Por el Dr. Daniel Sinopoli
El saber, el hacer y la vida: en busca del intelectual perdido El saber, el hacer y la vida: en busca del intelectual perdido
Nos han enseñado durante siglos que el conocimiento teórico es el principio de toda acción correcta. La escuela, templo moderno de la educación, ha infundido una imagen del estudiante que respira solo a través de los libros y a quien, por lo normal, no se le inculca que manipule herramientas o manche sus manos con el barro del mundo.
La teoría, se dice, debe preceder a la práctica, como si de un ritual sacrosanto se tratara. Sin embargo, algo empieza a resonar en el interior de esa estructura que llamamos educación: ¿es la teoría realmente la base de la práctica? ¿Es posible pensar que un joven, rodeado de ecuaciones abstractas y de citas filosóficas, se prepara apropiadamente para comprender el mundo?
Evocamos a Umberto Eco cuando compartiera mediante un escrito público sus dudas sobre la noción de intelectualidad. "Cuando un campesino comprende que un nuevo tipo de injerto puede producir una nueva clase de manzanas, está desarrollando una actividad intelectual", afirmaba. Y, con evidencia, desafiaba la tradición.
El interrogante nos sacude: ¿qué es un intelectual? Si la creatividad es la clave para entenderlo, como sostuviera el propio Eco, ¿por qué seguimos limitando la labor intelectual a las universidades y a las bibliotecas llenas de tomos polvorientos? La verdadera creación de conocimiento, esa que genera una nueva forma de entender el mundo, no depende de la teoría pura, sino de un encuentro, incluso accidental, entre el pensamiento y la acción.
De alguna forma, la tradición escolar ha alimentado esta idea de que el intelectual es una especie de sacerdote de las abstracciones. Pero lo que olvidamos es que la inteligencia no reside solo en las altas esferas del pensamiento lógico y abstracto, sino también en la capacidad de percibir, de transformar y de inventar. Es la mano que trabaja, el ojo que observa y la mente que integra esos esfuerzos en algo que le da sentido a la vida.
En su creación del orden en la humanidad, el filósofo Pierre-Joseph Proudhon señaló muy anticipadamente y sin concesiones: "¿Es tu alumno inquieto e incómodo? ¿Gusta de ejercitarse con la madera, la piedra o con el hierro? No lo estorbes con abstracciones y leyes". Proudhon, al igual que Eco, comprendía que la acción precede al pensamiento. ¿Cómo se puede pensar sobre el mundo sin haberlo tocado, sin haberlo modelado con las manos, sin haberlo sentido a través del sudor y el esfuerzo?

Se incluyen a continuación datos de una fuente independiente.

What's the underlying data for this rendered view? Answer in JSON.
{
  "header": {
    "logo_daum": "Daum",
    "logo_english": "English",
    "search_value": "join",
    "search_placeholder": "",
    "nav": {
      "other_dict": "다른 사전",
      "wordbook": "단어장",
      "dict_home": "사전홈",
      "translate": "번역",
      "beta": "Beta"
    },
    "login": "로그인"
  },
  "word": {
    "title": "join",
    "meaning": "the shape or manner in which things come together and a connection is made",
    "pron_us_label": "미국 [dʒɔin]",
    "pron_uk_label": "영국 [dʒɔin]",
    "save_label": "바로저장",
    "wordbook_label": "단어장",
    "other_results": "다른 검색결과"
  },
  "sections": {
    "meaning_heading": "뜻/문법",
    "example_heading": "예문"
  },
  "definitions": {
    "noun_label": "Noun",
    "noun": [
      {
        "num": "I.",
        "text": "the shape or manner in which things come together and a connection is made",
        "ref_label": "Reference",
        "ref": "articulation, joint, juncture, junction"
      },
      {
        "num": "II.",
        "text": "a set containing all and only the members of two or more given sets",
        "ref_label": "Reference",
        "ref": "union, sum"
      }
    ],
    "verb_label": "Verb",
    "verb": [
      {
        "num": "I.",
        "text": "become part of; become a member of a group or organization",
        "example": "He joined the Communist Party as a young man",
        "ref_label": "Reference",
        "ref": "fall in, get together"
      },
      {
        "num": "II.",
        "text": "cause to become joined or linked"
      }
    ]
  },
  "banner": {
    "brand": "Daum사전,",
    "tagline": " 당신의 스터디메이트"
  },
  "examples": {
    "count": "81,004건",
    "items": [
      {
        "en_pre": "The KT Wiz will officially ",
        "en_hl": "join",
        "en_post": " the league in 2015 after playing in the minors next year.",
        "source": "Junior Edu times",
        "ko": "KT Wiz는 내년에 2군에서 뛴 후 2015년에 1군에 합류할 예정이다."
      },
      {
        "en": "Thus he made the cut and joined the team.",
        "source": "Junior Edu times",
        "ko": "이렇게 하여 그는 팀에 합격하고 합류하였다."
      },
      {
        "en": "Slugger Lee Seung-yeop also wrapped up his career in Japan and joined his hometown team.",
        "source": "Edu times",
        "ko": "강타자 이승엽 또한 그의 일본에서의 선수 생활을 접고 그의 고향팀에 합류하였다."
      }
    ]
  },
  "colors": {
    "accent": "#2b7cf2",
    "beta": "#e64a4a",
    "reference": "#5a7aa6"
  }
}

En la búsqueda de casos que representen con brillo esta danza entre lo práctico y lo teórico, observamos el de la escuela Sudbury Valley, en Massachusetts, Estados Unidos. Muestra una forma distinta de entender el aprendizaje. Allí, la vida misma es la maestra. Los estudiantes no se ven forzados a pasar horas frente a libros ni a memorizar fórmulas y conceptos desconectados de su realidad. Aprenden a través de la experiencia directa, observan y actúan sobre el mundo que los rodea. Ellos mismos dicen "aquí la enseñanza no comienza en el aula, sino en la calle, en el taller, en la conversación".
Quizá lo que más necesitamos son personas que, como el campesino que injerta una nueva variedad de manzanas, sean capaces de transformar la realidad a través de la creatividad. La inteligencia, la que ha sido capaz de modificar el curso de la historia, siempre ha venido de la combinación de saber y hacer, de la teoría vivida a través de la acción. Tal como los sistemas de inteligencia artificial actuales, que aprenden a partir de la experiencia combinando patrones y datos, la verdadera creación de conocimiento no surge de la simple acumulación de información sino de la capacidad de adaptarse y de transformar el entorno. La inteligencia humana y artificial, al cabo, se alimentan de esa interacción con el mundo. El intelectual es, entonces, más que el que pasa la vida repetida en las aulas, el que sale al mundo, lo toca y lo transforma.